Over the same period, mothers increased their time by 37 minutes to average eight hours and 33 minutes a day. Viewed through the gender-equity lens, blokes are going nowhere.

There’s certainly some interest in fathers. House Husbands became the most-watched Aussie drama when 1.37 million people switched on to watch the first episode and more than a million stayed for the following weeks. This suggests that men “doing fathering” with their kids, often competently, is something worth watching.

Perhaps the shift being picked up by Channel Nine is how men feel about their kids.

The fathers in the antenatal classes I run were clear on this point. They didn’t know exactly what they were going to do after the birth but they were sure they wanted a close connection to their child. This wasn’t a sentiment isolated to dads who were professionals. One diesel mechanic told me that having a good connection would “drug-proof” his baby. If they connected early on, he said, then his child “would come and tell him stuff” as she grew older.

Perhaps what dads do with their time is changing even if the total number of minutes stays the same. The Growing Up In Australia study tracked almost 5,000 children from their first year of life. Among fathers of two- to three-year-olds, 41% reported changing nappies or helping their children with the toilet every day, and around a third helped their children get ready for bed every day.

The trouble is, we don’t have a similar study from ten years ago for comparison. But even if we did, it would still only show what dads say they’re doing, not why. Dads’ thinking and feeling about being a father will not be picked up by asking “how many times do you do [insert activity with child]?”

There is one group with a vested interest in figuring out what men feel about being a dad. When marketers’ surveys and focus groups suggest that fathers are getting a greater sense of satisfaction from their children, they pounce on the new market.

Focus groups by Lego UK found that fathers wanted a more hands-on relationship with their children than their own fathers but lacked opportunities to engage. Lego’s new campaign featured a father and son having fun building a Lego house together.

The ads didn’t feature any specific Lego set. Their intention was to show that what father and child built was not something that could be bought. As the Lego marketing manager told MarketingWeek, “It was much more of an emotional campaign rather than a specific product-driving campaign.”

Fathers’ tenderness is also starting to show up on our screens to help sell cars. Volkswagon’s new Polo ads show a father’s gentle care for his daughter from birth to when he chokes back a tear as she drives off in her first car. The ad, which includes lyrics from the song “I’ll watch over you” scored 210,000 hits in just five days on YouTube.

At the same time making fun of dads caring is becoming less acceptable.
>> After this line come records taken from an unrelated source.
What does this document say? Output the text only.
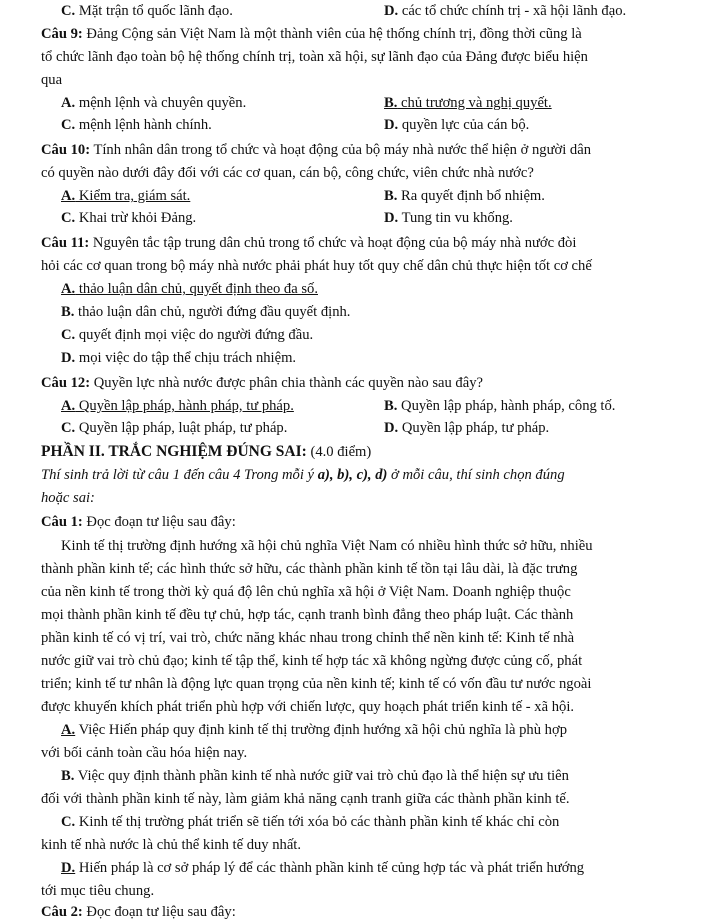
C. Mặt trận tổ quốc lãnh đạo.	D. các tổ chức chính trị - xã hội lãnh đạo.
Câu 9: Đảng Cộng sản Việt Nam là một thành viên của hệ thống chính trị, đồng thời cũng là
tổ chức lãnh đạo toàn bộ hệ thống chính trị, toàn xã hội, sự lãnh đạo của Đảng được biểu hiện
qua
A. mệnh lệnh và chuyên quyền.	B. chủ trương và nghị quyết.
C. mệnh lệnh hành chính.	D. quyền lực của cán bộ.
Câu 10: Tính nhân dân trong tổ chức và hoạt động của bộ máy nhà nước thể hiện ở người dân
có quyền nào dưới đây đối với các cơ quan, cán bộ, công chức, viên chức nhà nước?
A. Kiểm tra, giám sát.	B. Ra quyết định bổ nhiệm.
C. Khai trừ khỏi Đảng.	D. Tung tin vu khống.
Câu 11: Nguyên tắc tập trung dân chủ trong tổ chức và hoạt động của bộ máy nhà nước đòi
hỏi các cơ quan trong bộ máy nhà nước phải phát huy tốt quy chế dân chủ thực hiện tốt cơ chế
A. thảo luận dân chủ, quyết định theo đa số.
B. thảo luận dân chủ, người đứng đầu quyết định.
C. quyết định mọi việc do người đứng đầu.
D. mọi việc do tập thể chịu trách nhiệm.
Câu 12: Quyền lực nhà nước được phân chia thành các quyền nào sau đây?
A. Quyền lập pháp, hành pháp, tư pháp.	B. Quyền lập pháp, hành pháp, công tố.
C. Quyền lập pháp, luật pháp, tư pháp.	D. Quyền lập pháp, tư pháp.
PHẦN II. TRẮC NGHIỆM ĐÚNG SAI: (4.0 điểm)
Thí sinh trả lời từ câu 1 đến câu 4 Trong mỗi ý a), b), c), d) ở mỗi câu, thí sinh chọn đúng
hoặc sai:
Câu 1: Đọc đoạn tư liệu sau đây:
Kinh tế thị trường định hướng xã hội chủ nghĩa Việt Nam có nhiều hình thức sở hữu, nhiều
thành phần kinh tế; các hình thức sở hữu, các thành phần kinh tế tồn tại lâu dài, là đặc trưng
của nền kinh tế trong thời kỳ quá độ lên chủ nghĩa xã hội ở Việt Nam. Doanh nghiệp thuộc
mọi thành phần kinh tế đều tự chủ, hợp tác, cạnh tranh bình đẳng theo pháp luật. Các thành
phần kinh tế có vị trí, vai trò, chức năng khác nhau trong chỉnh thể nền kinh tế: Kinh tế nhà
nước giữ vai trò chủ đạo; kinh tế tập thể, kinh tế hợp tác xã không ngừng được củng cố, phát
triển; kinh tế tư nhân là động lực quan trọng của nền kinh tế; kinh tế có vốn đầu tư nước ngoài
được khuyến khích phát triển phù hợp với chiến lược, quy hoạch phát triển kinh tế - xã hội.
A. Việc Hiến pháp quy định kinh tế thị trường định hướng xã hội chủ nghĩa là phù hợp
với bối cảnh toàn cầu hóa hiện nay.
B. Việc quy định thành phần kinh tế nhà nước giữ vai trò chủ đạo là thể hiện sự ưu tiên
đối với thành phần kinh tế này, làm giảm khả năng cạnh tranh giữa các thành phần kinh tế.
C. Kinh tế thị trường phát triển sẽ tiến tới xóa bỏ các thành phần kinh tế khác chỉ còn
kinh tế nhà nước là chủ thể kinh tế duy nhất.
D. Hiến pháp là cơ sở pháp lý để các thành phần kinh tế củng hợp tác và phát triển hướng
tới mục tiêu chung.
Câu 2: Đọc đoạn tư liệu sau đây:
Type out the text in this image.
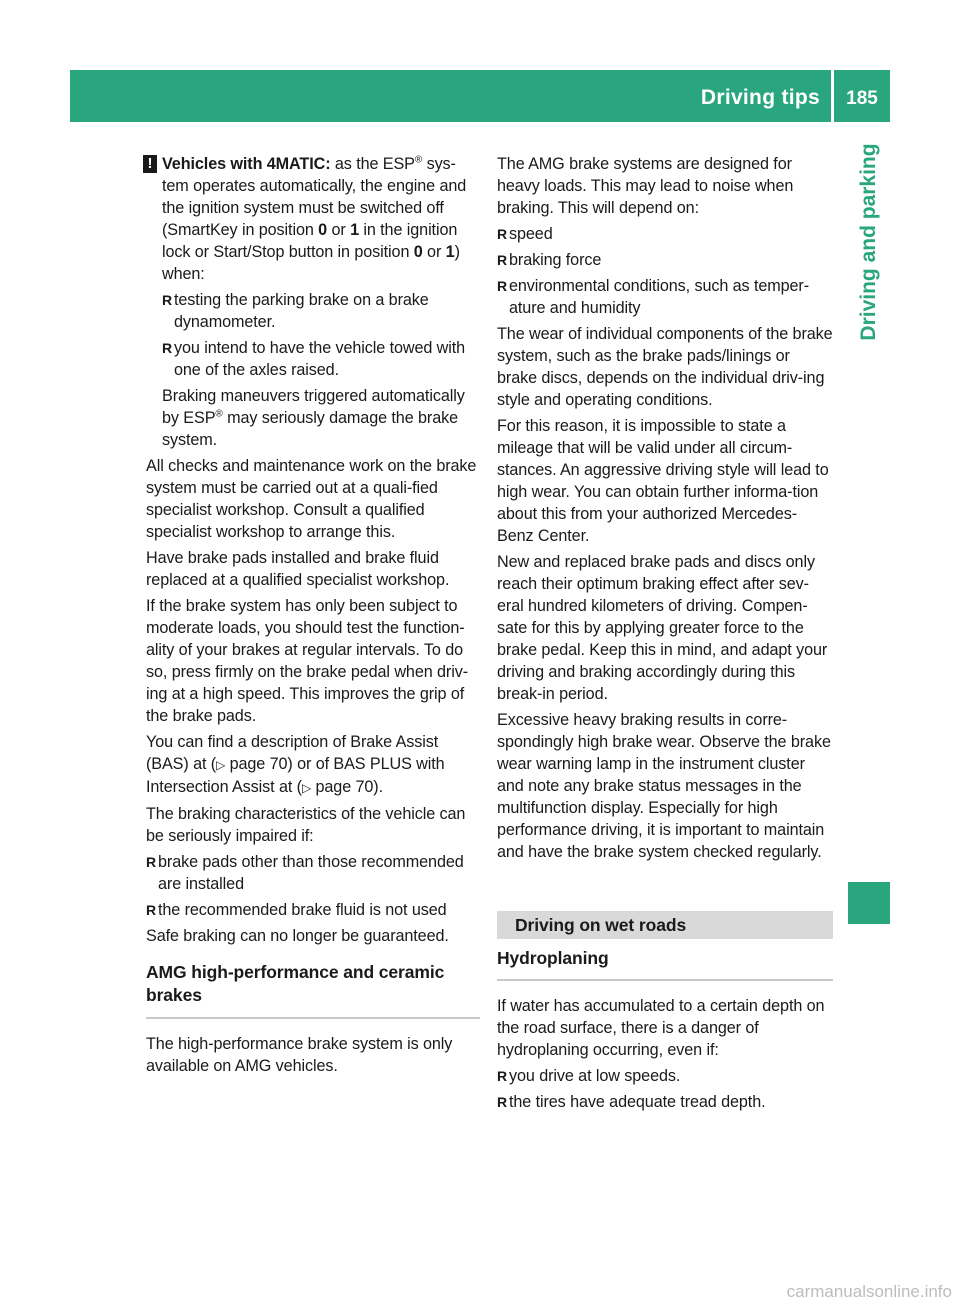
Driving tips	185
Driving and parking
! Vehicles with 4MATIC: as the ESP® sys-tem operates automatically, the engine and the ignition system must be switched off (SmartKey in position 0 or 1 in the ignition lock or Start/Stop button in position 0 or 1) when:

R testing the parking brake on a brake dynamometer.
R you intend to have the vehicle towed with one of the axles raised.

Braking maneuvers triggered automatically by ESP® may seriously damage the brake system.

All checks and maintenance work on the brake system must be carried out at a quali-fied specialist workshop. Consult a qualified specialist workshop to arrange this.

Have brake pads installed and brake fluid replaced at a qualified specialist workshop.

If the brake system has only been subject to moderate loads, you should test the function-ality of your brakes at regular intervals. To do so, press firmly on the brake pedal when driv-ing at a high speed. This improves the grip of the brake pads.

You can find a description of Brake Assist (BAS) at (▷ page 70) or of BAS PLUS with Intersection Assist at (▷ page 70).

The braking characteristics of the vehicle can be seriously impaired if:

R brake pads other than those recommended are installed
R the recommended brake fluid is not used

Safe braking can no longer be guaranteed.

AMG high-performance and ceramic brakes

The high-performance brake system is only available on AMG vehicles.

The AMG brake systems are designed for heavy loads. This may lead to noise when braking. This will depend on:

R speed
R braking force
R environmental conditions, such as temper-ature and humidity

The wear of individual components of the brake system, such as the brake pads/linings or brake discs, depends on the individual driv-ing style and operating conditions.

For this reason, it is impossible to state a mileage that will be valid under all circum-stances. An aggressive driving style will lead to high wear. You can obtain further informa-tion about this from your authorized Mercedes-Benz Center.

New and replaced brake pads and discs only reach their optimum braking effect after sev-eral hundred kilometers of driving. Compen-sate for this by applying greater force to the brake pedal. Keep this in mind, and adapt your driving and braking accordingly during this break-in period.

Excessive heavy braking results in corre-spondingly high brake wear. Observe the brake wear warning lamp in the instrument cluster and note any brake status messages in the multifunction display. Especially for high performance driving, it is important to maintain and have the brake system checked regularly.

Driving on wet roads
Hydroplaning

If water has accumulated to a certain depth on the road surface, there is a danger of hydroplaning occurring, even if:

R you drive at low speeds.
R the tires have adequate tread depth.
carmanualsonline.info
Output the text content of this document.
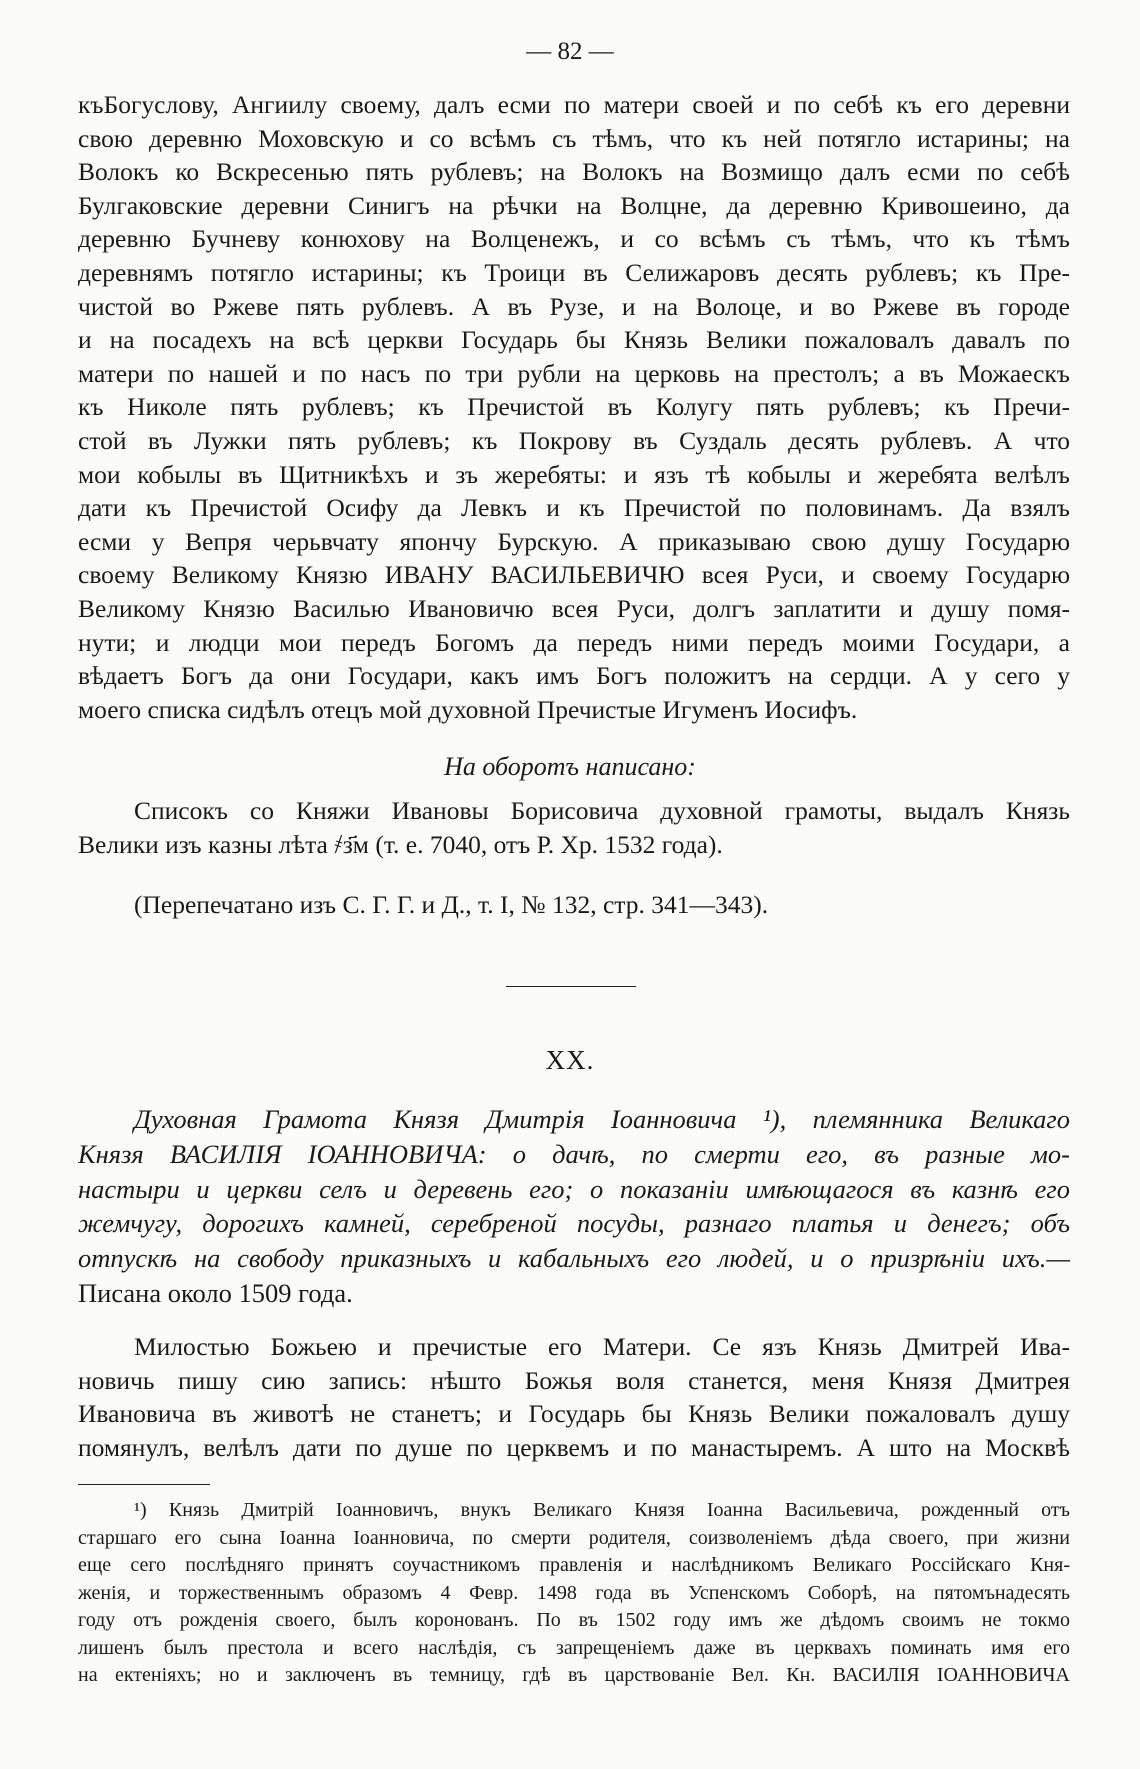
— 82 —
къБогуслову, Ангиилу своему, далъ есми по матери своей и по себѣ къ его деревни
свою деревню Моховскую и со всѣмъ съ тѣмъ, что къ ней потягло истарины; на
Волокъ ко Вскресенью пять рублевъ; на Волокъ на Возмищо далъ есми по себѣ
Булгаковские деревни Синигъ на рѣчки на Волцне, да деревню Кривошеино, да
деревню Бучневу конюхову на Волценежъ, и со всѣмъ съ тѣмъ, что къ тѣмъ
деревнямъ потягло истарины; къ Троици въ Селижаровъ десять рублевъ; къ Пре-
чистой во Ржеве пять рублевъ. А въ Рузе, и на Волоце, и во Ржеве въ городе
и на посадехъ на всѣ церкви Государь бы Князь Велики пожаловалъ давалъ по
матери по нашей и по насъ по три рубли на церковь на престолъ; а въ Можаескъ
къ Николе пять рублевъ; къ Пречистой въ Колугу пять рублевъ; къ Пречи-
стой въ Лужки пять рублевъ; къ Покрову въ Суздаль десять рублевъ. А что
мои кобылы въ Щитникѣхъ и зъ жеребяты: и язъ тѣ кобылы и жеребята велѣлъ
дати къ Пречистой Осифу да Левкъ и къ Пречистой по половинамъ. Да взялъ
есми у Вепря черьвчату япончу Бурскую. А приказываю свою душу Государю
своему Великому Князю ИВАНУ ВАСИЛЬЕВИЧЮ всея Руси, и своему Государю
Великому Князю Василью Ивановичю всея Руси, долгъ заплатити и душу помя-
нути; и людци мои передъ Богомъ да передъ ними передъ моими Государи, а
вѣдаетъ Богъ да они Государи, какъ имъ Богъ положитъ на сердци. А у сего у
моего списка сидѣлъ отецъ мой духовной Пречистые Игуменъ Иосифъ.
На оборотъ написано:
Списокъ со Княжи Ивановы Борисовича духовной грамоты, выдалъ Князь
Велики изъ казны лѣта ҂з҃м (т. е. 7040, отъ Р. Хр. 1532 года).
(Перепечатано изъ С. Г. Г. и Д., т. I, № 132, стр. 341—343).
XX.
Духовная Грамота Князя Дмитрія Іоанновича ¹), племянника Великаго
Князя ВАСИЛІЯ ІОАННОВИЧА: о дачѣ, по смерти его, въ разные мо-
настыри и церкви селъ и деревень его; о показаніи имѣющагося въ казнѣ его
жемчугу, дорогихъ камней, серебреной посуды, разнаго платья и денегъ; объ
отпускѣ на свободу приказныхъ и кабальныхъ его людей, и о призрѣніи ихъ.—
Писана около 1509 года.
Милостью Божьею и пречистые его Матери. Се язъ Князь Дмитрей Ива-
новичь пишу сию запись: нѣшто Божья воля станется, меня Князя Дмитрея
Ивановича въ животѣ не станетъ; и Государь бы Князь Велики пожаловалъ душу
помянулъ, велѣлъ дати по душе по церквемъ и по манастыремъ. А што на Москвѣ
¹) Князь Дмитрій Іоанновичъ, внукъ Великаго Князя Іоанна Васильевича, рожденный отъ
старшаго его сына Іоанна Іоанновича, по смерти родителя, соизволеніемъ дѣда своего, при жизни
еще сего послѣдняго принятъ соучастникомъ правленія и наслѣдникомъ Великаго Россійскаго Кня-
женія, и торжественнымъ образомъ 4 Февр. 1498 года въ Успенскомъ Соборѣ, на пятомънадесять
году отъ рожденія своего, былъ коронованъ. По въ 1502 году имъ же дѣдомъ своимъ не токмо
лишенъ былъ престола и всего наслѣдія, съ запрещеніемъ даже въ церквахъ поминать имя его
на ектеніяхъ; но и заключенъ въ темницу, гдѣ въ царствованіе Вел. Кн. ВАСИЛІЯ ІОАННОВИЧА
Earlier this year Huggies withdrew an ad campaign with the tagline, “Nominate a dad. Hand him some diapers & wipes, and watch the fun” in the face of widespread criticism that the ads promoted stereotypes of dads.

A recent Australian study of over 1,000 childless men and women for a company selling pregnancy test kits also underlined the change. It reported that men were just as likely as women (66% versus 67%) to desire children. One in four of the men said that seeing mums with babies made them want their own.

Perhaps we should pay more attention to advertisers when trying to decide what really drives a modern dad to cuddle up with his baby. Commercial surveys lack the objectivity of government statistics but they may be telling us something important about a shift in men’s values and emotions.